The network contains 8 layers in total, 5 are convolutional layers and 3 are fully connected layers. At the end of each layer ReLu activation is performed except for the last one which outputs with a softmax with a distribution over the 1000 class labels. Dropout is applied in the first two fully connected layers. As the figure from above shows, they also apply Max-pooling after the first, second and fifth convolutional layer. Remember that each input image has dimensions of 224 x 224 x 3 since are color images although later discussion of the paper says that 227 x 227 x 3 makes more sense for the dimension calculations for the next of the network.
- I think that what is most important from their work is the use of ReLu which will mark a general use of this activation function after the paper for most works of convolutional neural networks. They got from testing with CIFAR-10 dataset a 25% training error rate that was six times faster than Tanh.
- I was also very important for this field the use of multiple GPUs since training requieres a lot of iteration and time.

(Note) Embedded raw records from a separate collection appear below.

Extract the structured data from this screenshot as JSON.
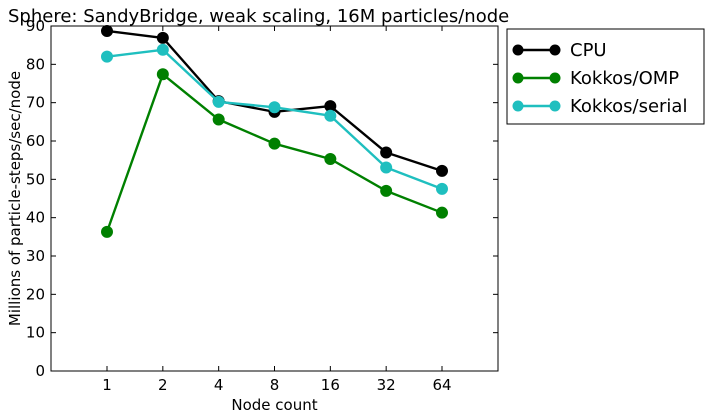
{
  "chart_data": {
    "type": "line",
    "title": "Sphere: SandyBridge, weak scaling, 16M particles/node",
    "xlabel": "Node count",
    "ylabel": "Millions of particle-steps/sec/node",
    "categories": [
      "1",
      "2",
      "4",
      "8",
      "16",
      "32",
      "64"
    ],
    "ylim": [
      0,
      90
    ],
    "yticks": [
      0,
      10,
      20,
      30,
      40,
      50,
      60,
      70,
      80,
      90
    ],
    "grid": false,
    "legend_position": "outside-right-top",
    "series": [
      {
        "name": "CPU",
        "color": "#000000",
        "values": [
          88.7,
          86.9,
          70.4,
          67.6,
          69.1,
          57.0,
          52.2
        ]
      },
      {
        "name": "Kokkos/OMP",
        "color": "#008000",
        "values": [
          36.3,
          77.4,
          65.6,
          59.3,
          55.3,
          47.0,
          41.3
        ]
      },
      {
        "name": "Kokkos/serial",
        "color": "#1fbfbf",
        "values": [
          82.0,
          83.8,
          70.2,
          68.8,
          66.6,
          53.1,
          47.5
        ]
      }
    ]
  }
}
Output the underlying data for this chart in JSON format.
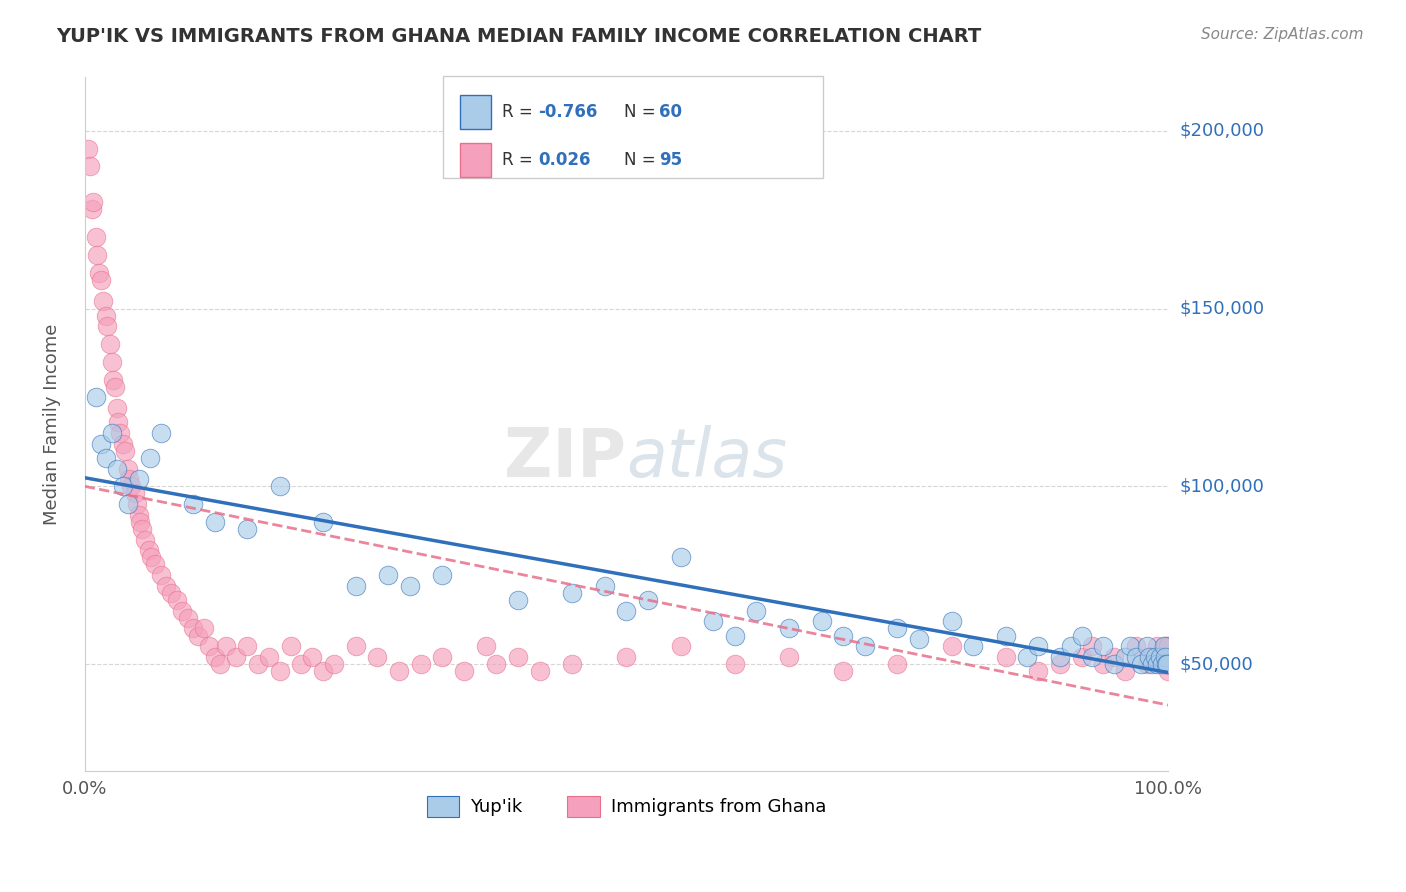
{
  "title": "YUP'IK VS IMMIGRANTS FROM GHANA MEDIAN FAMILY INCOME CORRELATION CHART",
  "source_text": "Source: ZipAtlas.com",
  "ylabel": "Median Family Income",
  "xlim": [
    0.0,
    100.0
  ],
  "ylim": [
    20000,
    215000
  ],
  "yticks": [
    50000,
    100000,
    150000,
    200000
  ],
  "ytick_labels": [
    "$50,000",
    "$100,000",
    "$150,000",
    "$200,000"
  ],
  "xticks": [
    0.0,
    10.0,
    20.0,
    30.0,
    40.0,
    50.0,
    60.0,
    70.0,
    80.0,
    90.0,
    100.0
  ],
  "color_blue": "#aacce8",
  "color_pink": "#f5a0bc",
  "color_blue_dark": "#3070bb",
  "color_pink_dark": "#e8708a",
  "color_title": "#333333",
  "background_color": "#ffffff",
  "watermark": "ZIPatlas",
  "yup_ik_x": [
    1.0,
    1.5,
    2.0,
    2.5,
    3.0,
    3.5,
    4.0,
    5.0,
    6.0,
    7.0,
    10.0,
    12.0,
    15.0,
    18.0,
    22.0,
    25.0,
    28.0,
    30.0,
    33.0,
    40.0,
    45.0,
    48.0,
    50.0,
    52.0,
    55.0,
    58.0,
    60.0,
    62.0,
    65.0,
    68.0,
    70.0,
    72.0,
    75.0,
    77.0,
    80.0,
    82.0,
    85.0,
    87.0,
    88.0,
    90.0,
    91.0,
    92.0,
    93.0,
    94.0,
    95.0,
    96.0,
    96.5,
    97.0,
    97.5,
    98.0,
    98.2,
    98.5,
    98.8,
    99.0,
    99.2,
    99.4,
    99.6,
    99.7,
    99.8,
    99.9
  ],
  "yup_ik_y": [
    125000,
    112000,
    108000,
    115000,
    105000,
    100000,
    95000,
    102000,
    108000,
    115000,
    95000,
    90000,
    88000,
    100000,
    90000,
    72000,
    75000,
    72000,
    75000,
    68000,
    70000,
    72000,
    65000,
    68000,
    80000,
    62000,
    58000,
    65000,
    60000,
    62000,
    58000,
    55000,
    60000,
    57000,
    62000,
    55000,
    58000,
    52000,
    55000,
    52000,
    55000,
    58000,
    52000,
    55000,
    50000,
    52000,
    55000,
    52000,
    50000,
    55000,
    52000,
    50000,
    52000,
    50000,
    52000,
    50000,
    55000,
    52000,
    50000,
    50000
  ],
  "ghana_x": [
    0.3,
    0.5,
    0.7,
    0.8,
    1.0,
    1.1,
    1.3,
    1.5,
    1.7,
    2.0,
    2.1,
    2.3,
    2.5,
    2.6,
    2.8,
    3.0,
    3.1,
    3.3,
    3.5,
    3.7,
    4.0,
    4.1,
    4.3,
    4.6,
    4.8,
    5.0,
    5.1,
    5.3,
    5.6,
    5.9,
    6.1,
    6.5,
    7.0,
    7.5,
    8.0,
    8.5,
    9.0,
    9.5,
    10.0,
    10.5,
    11.0,
    11.5,
    12.0,
    12.5,
    13.0,
    14.0,
    15.0,
    16.0,
    17.0,
    18.0,
    19.0,
    20.0,
    21.0,
    22.0,
    23.0,
    25.0,
    27.0,
    29.0,
    31.0,
    33.0,
    35.0,
    37.0,
    38.0,
    40.0,
    42.0,
    45.0,
    50.0,
    55.0,
    60.0,
    65.0,
    70.0,
    75.0,
    80.0,
    85.0,
    88.0,
    90.0,
    92.0,
    93.0,
    94.0,
    95.0,
    96.0,
    97.0,
    98.0,
    98.5,
    99.0,
    99.2,
    99.5,
    99.7,
    99.8,
    99.9,
    100.0,
    100.0,
    100.0,
    100.0,
    100.0
  ],
  "ghana_y": [
    195000,
    190000,
    178000,
    180000,
    170000,
    165000,
    160000,
    158000,
    152000,
    148000,
    145000,
    140000,
    135000,
    130000,
    128000,
    122000,
    118000,
    115000,
    112000,
    110000,
    105000,
    102000,
    100000,
    98000,
    95000,
    92000,
    90000,
    88000,
    85000,
    82000,
    80000,
    78000,
    75000,
    72000,
    70000,
    68000,
    65000,
    63000,
    60000,
    58000,
    60000,
    55000,
    52000,
    50000,
    55000,
    52000,
    55000,
    50000,
    52000,
    48000,
    55000,
    50000,
    52000,
    48000,
    50000,
    55000,
    52000,
    48000,
    50000,
    52000,
    48000,
    55000,
    50000,
    52000,
    48000,
    50000,
    52000,
    55000,
    50000,
    52000,
    48000,
    50000,
    55000,
    52000,
    48000,
    50000,
    52000,
    55000,
    50000,
    52000,
    48000,
    55000,
    50000,
    52000,
    55000,
    50000,
    52000,
    55000,
    50000,
    52000,
    48000,
    55000,
    50000,
    52000,
    55000
  ]
}
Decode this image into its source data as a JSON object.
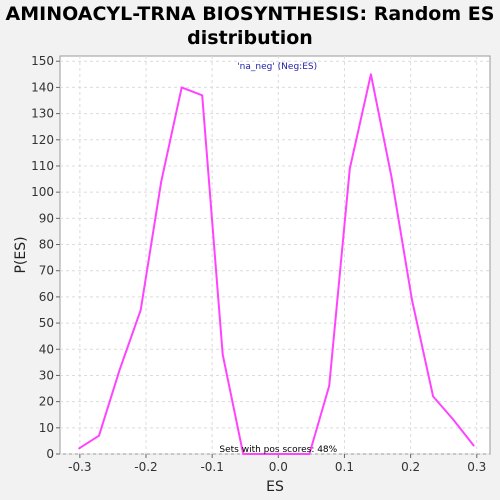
{
  "chart_data": {
    "type": "line",
    "title": "AMINOACYL-TRNA BIOSYNTHESIS: Random ES distribution",
    "xlabel": "ES",
    "ylabel": "P(ES)",
    "xlim": [
      -0.33,
      0.32
    ],
    "ylim": [
      0,
      152
    ],
    "x_ticks": [
      -0.3,
      -0.2,
      -0.1,
      0.0,
      0.1,
      0.2,
      0.3
    ],
    "x_tick_labels": [
      "-0.3",
      "-0.2",
      "-0.1",
      "0.0",
      "0.1",
      "0.2",
      "0.3"
    ],
    "y_ticks": [
      0,
      10,
      20,
      30,
      40,
      50,
      60,
      70,
      80,
      90,
      100,
      110,
      120,
      130,
      140,
      150
    ],
    "y_tick_labels": [
      "0",
      "10",
      "20",
      "30",
      "40",
      "50",
      "60",
      "70",
      "80",
      "90",
      "100",
      "110",
      "120",
      "130",
      "140",
      "150"
    ],
    "grid": true,
    "legend_placement": "top-center",
    "series": [
      {
        "name": "'na_neg' (Neg:ES)",
        "color": "#ff44ff",
        "x": [
          -0.302,
          -0.271,
          -0.24,
          -0.208,
          -0.177,
          -0.146,
          -0.115,
          -0.084,
          -0.053,
          -0.022,
          0.01,
          0.047,
          0.077,
          0.108,
          0.14,
          0.171,
          0.202,
          0.234,
          0.265,
          0.296
        ],
        "y": [
          2,
          7,
          32,
          55,
          104,
          140,
          137,
          38,
          0,
          0,
          0,
          0,
          26,
          109,
          145,
          106,
          59,
          22,
          13,
          3
        ]
      }
    ],
    "annotation": "Sets with pos scores: 48%"
  }
}
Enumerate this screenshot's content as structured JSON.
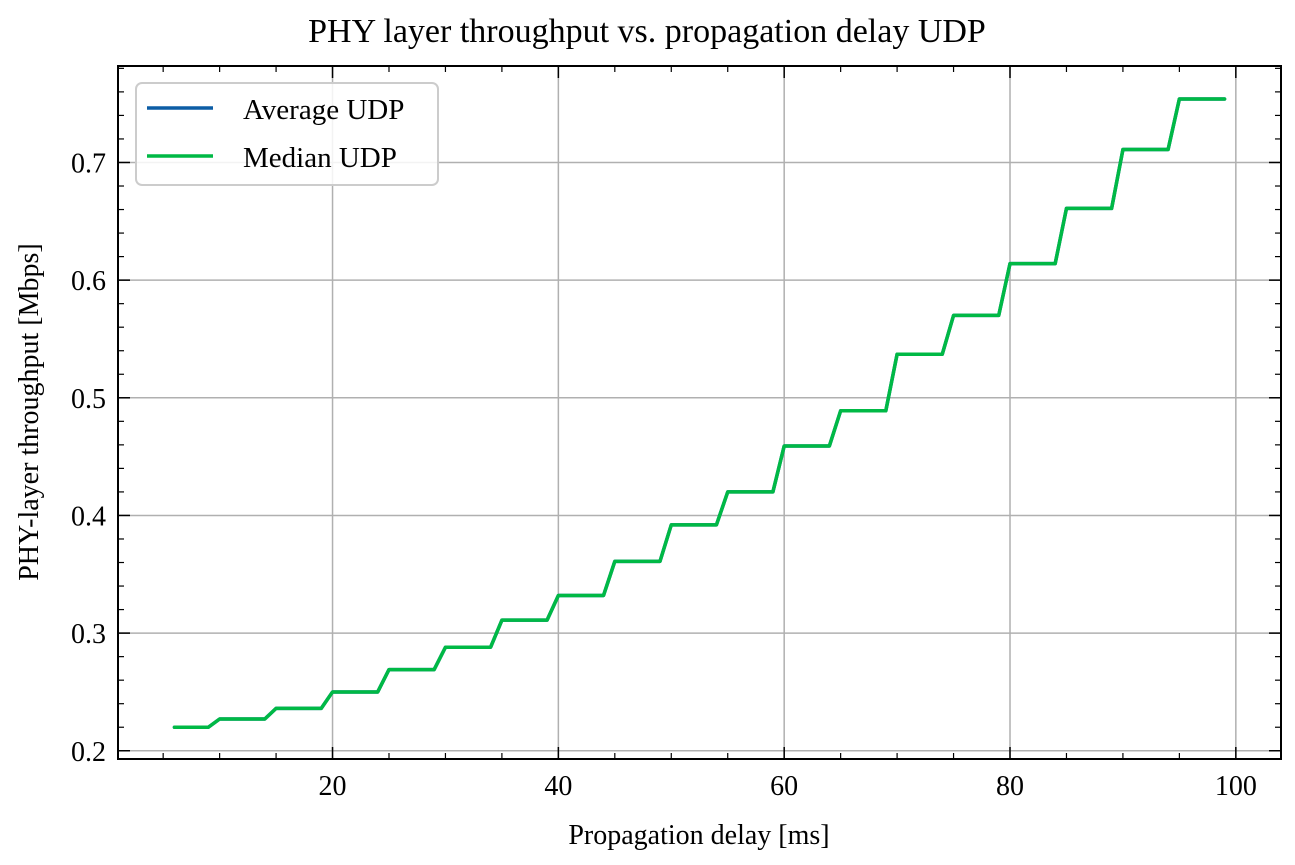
{
  "chart_data": {
    "type": "line",
    "title": "PHY layer throughput vs. propagation delay UDP",
    "xlabel": "Propagation delay [ms]",
    "ylabel": "PHY-layer throughput [Mbps]",
    "xlim": [
      1,
      104
    ],
    "ylim": [
      0.193,
      0.782
    ],
    "x_ticks": [
      20,
      40,
      60,
      80,
      100
    ],
    "x_tick_labels": [
      "20",
      "40",
      "60",
      "80",
      "100"
    ],
    "y_ticks": [
      0.2,
      0.3,
      0.4,
      0.5,
      0.6,
      0.7
    ],
    "y_tick_labels": [
      "0.2",
      "0.3",
      "0.4",
      "0.5",
      "0.6",
      "0.7"
    ],
    "grid": true,
    "legend_position": "top-left",
    "x": [
      6,
      9,
      10,
      14,
      15,
      19,
      20,
      24,
      25,
      29,
      30,
      34,
      35,
      39,
      40,
      44,
      45,
      49,
      50,
      54,
      55,
      59,
      60,
      64,
      65,
      69,
      70,
      74,
      75,
      79,
      80,
      84,
      85,
      89,
      90,
      94,
      95,
      99
    ],
    "series": [
      {
        "name": "Average UDP",
        "color": "#0C5DA5",
        "values": [
          0.22,
          0.22,
          0.227,
          0.227,
          0.236,
          0.236,
          0.25,
          0.25,
          0.269,
          0.269,
          0.288,
          0.288,
          0.311,
          0.311,
          0.332,
          0.332,
          0.361,
          0.361,
          0.392,
          0.392,
          0.42,
          0.42,
          0.459,
          0.459,
          0.489,
          0.489,
          0.537,
          0.537,
          0.57,
          0.57,
          0.614,
          0.614,
          0.661,
          0.661,
          0.711,
          0.711,
          0.754,
          0.754
        ]
      },
      {
        "name": "Median UDP",
        "color": "#00B945",
        "values": [
          0.22,
          0.22,
          0.227,
          0.227,
          0.236,
          0.236,
          0.25,
          0.25,
          0.269,
          0.269,
          0.288,
          0.288,
          0.311,
          0.311,
          0.332,
          0.332,
          0.361,
          0.361,
          0.392,
          0.392,
          0.42,
          0.42,
          0.459,
          0.459,
          0.489,
          0.489,
          0.537,
          0.537,
          0.57,
          0.57,
          0.614,
          0.614,
          0.661,
          0.661,
          0.711,
          0.711,
          0.754,
          0.754
        ]
      }
    ]
  }
}
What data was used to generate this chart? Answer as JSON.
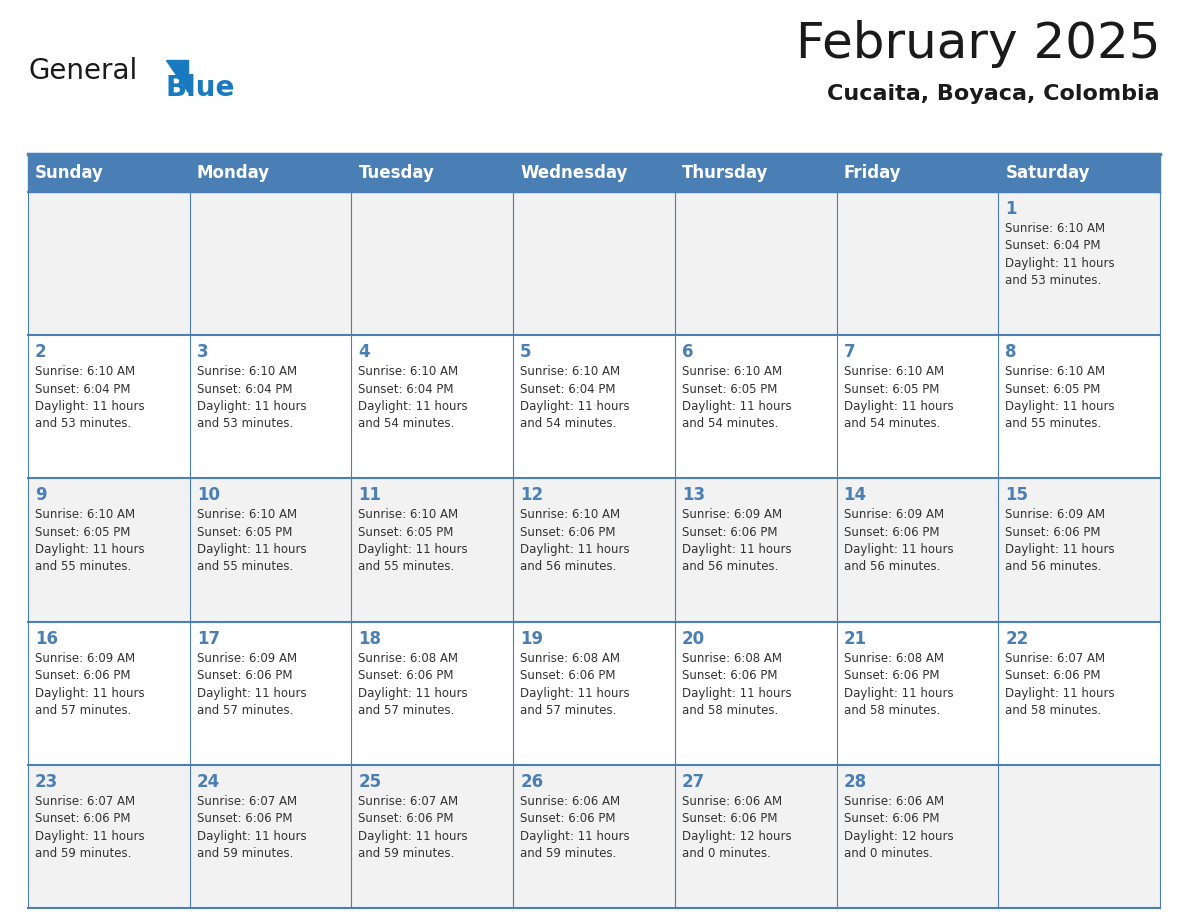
{
  "title": "February 2025",
  "subtitle": "Cucaita, Boyaca, Colombia",
  "header_bg_color": "#4a7fb5",
  "header_text_color": "#ffffff",
  "day_names": [
    "Sunday",
    "Monday",
    "Tuesday",
    "Wednesday",
    "Thursday",
    "Friday",
    "Saturday"
  ],
  "row_colors": [
    "#f2f2f2",
    "#ffffff"
  ],
  "border_color": "#4a7fb5",
  "number_color": "#4a7fb5",
  "text_color": "#333333",
  "logo_general_color": "#1a1a1a",
  "logo_blue_color": "#1a7abf",
  "calendar": [
    [
      null,
      null,
      null,
      null,
      null,
      null,
      {
        "day": 1,
        "sunrise": "6:10 AM",
        "sunset": "6:04 PM",
        "daylight": "11 hours\nand 53 minutes."
      }
    ],
    [
      {
        "day": 2,
        "sunrise": "6:10 AM",
        "sunset": "6:04 PM",
        "daylight": "11 hours\nand 53 minutes."
      },
      {
        "day": 3,
        "sunrise": "6:10 AM",
        "sunset": "6:04 PM",
        "daylight": "11 hours\nand 53 minutes."
      },
      {
        "day": 4,
        "sunrise": "6:10 AM",
        "sunset": "6:04 PM",
        "daylight": "11 hours\nand 54 minutes."
      },
      {
        "day": 5,
        "sunrise": "6:10 AM",
        "sunset": "6:04 PM",
        "daylight": "11 hours\nand 54 minutes."
      },
      {
        "day": 6,
        "sunrise": "6:10 AM",
        "sunset": "6:05 PM",
        "daylight": "11 hours\nand 54 minutes."
      },
      {
        "day": 7,
        "sunrise": "6:10 AM",
        "sunset": "6:05 PM",
        "daylight": "11 hours\nand 54 minutes."
      },
      {
        "day": 8,
        "sunrise": "6:10 AM",
        "sunset": "6:05 PM",
        "daylight": "11 hours\nand 55 minutes."
      }
    ],
    [
      {
        "day": 9,
        "sunrise": "6:10 AM",
        "sunset": "6:05 PM",
        "daylight": "11 hours\nand 55 minutes."
      },
      {
        "day": 10,
        "sunrise": "6:10 AM",
        "sunset": "6:05 PM",
        "daylight": "11 hours\nand 55 minutes."
      },
      {
        "day": 11,
        "sunrise": "6:10 AM",
        "sunset": "6:05 PM",
        "daylight": "11 hours\nand 55 minutes."
      },
      {
        "day": 12,
        "sunrise": "6:10 AM",
        "sunset": "6:06 PM",
        "daylight": "11 hours\nand 56 minutes."
      },
      {
        "day": 13,
        "sunrise": "6:09 AM",
        "sunset": "6:06 PM",
        "daylight": "11 hours\nand 56 minutes."
      },
      {
        "day": 14,
        "sunrise": "6:09 AM",
        "sunset": "6:06 PM",
        "daylight": "11 hours\nand 56 minutes."
      },
      {
        "day": 15,
        "sunrise": "6:09 AM",
        "sunset": "6:06 PM",
        "daylight": "11 hours\nand 56 minutes."
      }
    ],
    [
      {
        "day": 16,
        "sunrise": "6:09 AM",
        "sunset": "6:06 PM",
        "daylight": "11 hours\nand 57 minutes."
      },
      {
        "day": 17,
        "sunrise": "6:09 AM",
        "sunset": "6:06 PM",
        "daylight": "11 hours\nand 57 minutes."
      },
      {
        "day": 18,
        "sunrise": "6:08 AM",
        "sunset": "6:06 PM",
        "daylight": "11 hours\nand 57 minutes."
      },
      {
        "day": 19,
        "sunrise": "6:08 AM",
        "sunset": "6:06 PM",
        "daylight": "11 hours\nand 57 minutes."
      },
      {
        "day": 20,
        "sunrise": "6:08 AM",
        "sunset": "6:06 PM",
        "daylight": "11 hours\nand 58 minutes."
      },
      {
        "day": 21,
        "sunrise": "6:08 AM",
        "sunset": "6:06 PM",
        "daylight": "11 hours\nand 58 minutes."
      },
      {
        "day": 22,
        "sunrise": "6:07 AM",
        "sunset": "6:06 PM",
        "daylight": "11 hours\nand 58 minutes."
      }
    ],
    [
      {
        "day": 23,
        "sunrise": "6:07 AM",
        "sunset": "6:06 PM",
        "daylight": "11 hours\nand 59 minutes."
      },
      {
        "day": 24,
        "sunrise": "6:07 AM",
        "sunset": "6:06 PM",
        "daylight": "11 hours\nand 59 minutes."
      },
      {
        "day": 25,
        "sunrise": "6:07 AM",
        "sunset": "6:06 PM",
        "daylight": "11 hours\nand 59 minutes."
      },
      {
        "day": 26,
        "sunrise": "6:06 AM",
        "sunset": "6:06 PM",
        "daylight": "11 hours\nand 59 minutes."
      },
      {
        "day": 27,
        "sunrise": "6:06 AM",
        "sunset": "6:06 PM",
        "daylight": "12 hours\nand 0 minutes."
      },
      {
        "day": 28,
        "sunrise": "6:06 AM",
        "sunset": "6:06 PM",
        "daylight": "12 hours\nand 0 minutes."
      },
      null
    ]
  ]
}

Faster computation means more testing and that way more discovers.
- The results in numbers they obtained was of 37.5% for top-1 and 17.0% for top-5 error rate. For ImageNet, these two errors are report, top-1 is the normal error rate for classification and top-5 is the fraction of test images which correct label is not among the five labels considered most probable my the model. This result surpassed results of previous convolutional neural networks.
AlexNet is a work of supervised learning and got very good results. It is not easy to have low classification errors without having of overfitting. They say that removing one convolutional layer from their network would reduce drastically the performance so its no easy task to choose the architecture. It was also important the selection of methods like dropout and data augmentation that helped the performance of the network. Finally, the tools they used sped up a training process which otherwise would be very daunting with 1.2 million high resolution images.
- What impresses a lot is the carefully crafted result of their network, it involved a lot of testing and decision because every run of the model would take a lot of time. The idea of put one element and a layer where it is made a difference and every % reduction of error counted.
- It is no easy work to avoid overfitting when you build a bigger neural network while you keep a low classification error. Regularization is very important.
- There are many opensource datasets with labeled data like CIFAR and ImageNet that didn’t exists that today makes possible to train models and facilitate investigations.
- Hackatons and challenges encourages the generation of ideas. They bring solutions to common problems on society so its nice that such competitions are promoted and more people participate.
- AlexNet is still relevant today but it is true that there are new researches. It is important for someone who wants to dig into Machine Learning field to know how to read papers and gather the information on how the networks depicted were constructed.